O desmonte da Educação de Jovens e Adultos (EJA), que perdeu 97% dos recursos investidos entre 2012 e 2022 e vive o fechamento de turmas e escolas por todo o Brasil, também prejudica o acesso à Educação.
De acordo com o Inaf, entre os analfabetos funcionais, apenas 9% não acessaram a escola, o que demanda um olhar atento para permanência e aprendizagem.
Os especialistas defendem a garantia de condições para crianças, adolescentes, jovens e adultos estudarem, o que contribui para diminuir taxas de abandono e evasão. Também a implementação de bibliotecas escolares com acervo de qualidade e atuação conjunta com equipamentos culturais para ampliar o repertório cultural dos estudantes.
Na Educação Infantil e nos Anos Iniciais do Ensino Fundamental, há a necessidade de rever a concepção de alfabetização, para que ela seja compreendida como um processo complexo, vinculado à prática social e cultural, e supere o entendimento de que a língua é apenas um código. “Se fosse, não estaríamos nessa situação, porque seria muito mais fácil alfabetizar”, pontua Patrícia.
Rever a formação de professores pode ajudar nessa tarefa. “Em geral, quem se forma em Pedagogia não aprende conhecimentos de Língua Portuguesa sobre produção textual e leitura de textos mais complexos, então os estudantes não avançam tanto em letramento, e quem se forma em Letras não aprende a alfabetizar. Quando chega um estudante na sala de aula que não se alfabetizou, não sabem como trabalhar com eles. É preciso superar essa ruptura”, indica Emerson.

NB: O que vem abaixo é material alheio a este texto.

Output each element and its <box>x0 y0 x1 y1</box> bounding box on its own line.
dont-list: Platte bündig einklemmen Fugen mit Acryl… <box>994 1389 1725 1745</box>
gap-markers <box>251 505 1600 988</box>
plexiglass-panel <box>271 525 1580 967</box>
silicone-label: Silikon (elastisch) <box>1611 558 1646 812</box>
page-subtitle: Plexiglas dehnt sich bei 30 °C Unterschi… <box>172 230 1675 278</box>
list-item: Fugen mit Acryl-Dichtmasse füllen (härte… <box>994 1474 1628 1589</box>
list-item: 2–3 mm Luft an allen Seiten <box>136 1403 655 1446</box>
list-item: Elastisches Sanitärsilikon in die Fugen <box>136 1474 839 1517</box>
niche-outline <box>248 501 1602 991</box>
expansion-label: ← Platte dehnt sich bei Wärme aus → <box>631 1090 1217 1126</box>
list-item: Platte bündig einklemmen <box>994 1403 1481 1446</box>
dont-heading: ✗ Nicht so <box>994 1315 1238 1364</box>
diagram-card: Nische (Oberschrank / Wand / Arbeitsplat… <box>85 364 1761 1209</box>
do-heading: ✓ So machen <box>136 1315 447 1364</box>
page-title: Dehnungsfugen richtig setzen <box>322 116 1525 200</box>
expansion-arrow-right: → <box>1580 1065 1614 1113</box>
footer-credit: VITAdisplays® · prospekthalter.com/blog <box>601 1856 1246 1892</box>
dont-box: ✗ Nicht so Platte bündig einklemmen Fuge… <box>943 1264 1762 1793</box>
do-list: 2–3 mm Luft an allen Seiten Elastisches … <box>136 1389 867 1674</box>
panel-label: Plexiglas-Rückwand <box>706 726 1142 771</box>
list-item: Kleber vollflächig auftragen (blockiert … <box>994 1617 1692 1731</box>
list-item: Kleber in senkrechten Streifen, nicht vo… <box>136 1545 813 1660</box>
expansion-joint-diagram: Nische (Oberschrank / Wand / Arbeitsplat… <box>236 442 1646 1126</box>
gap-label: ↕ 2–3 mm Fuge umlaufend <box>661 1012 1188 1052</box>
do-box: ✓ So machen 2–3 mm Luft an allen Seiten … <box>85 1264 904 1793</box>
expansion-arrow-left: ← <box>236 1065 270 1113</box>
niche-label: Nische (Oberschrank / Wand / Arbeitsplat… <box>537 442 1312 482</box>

“As redes municipais também poderiam desenvolver políticas para diferenciar o professor alfabetizador, para que ele se especialize na área e atue principalmente na Educação Infantil e nos primeiros dois anos do Ensino Fundamental”, acrescenta Patrícia, para quem também é essencial alinhar materiais, metodologias e formas de avaliação, que hoje pode ser muito contraditórios.
Fortalecer a Educação de Jovens e Adultos, para que os estudantes não sejam excluídos da escola uma segunda vez, e a Educação Pública como um todo, também pode contribuir para reverter o cenário de analfabetismo funcional no país.
Principalmente no que diz respeito ao financiamento, processos de plataformização, venda de formações e materiais didáticos padronizados e cursos de Pedagogia remotos. “A formação precisa estar muito próxima do que acontece na sala de aula”, afirma Patrícia.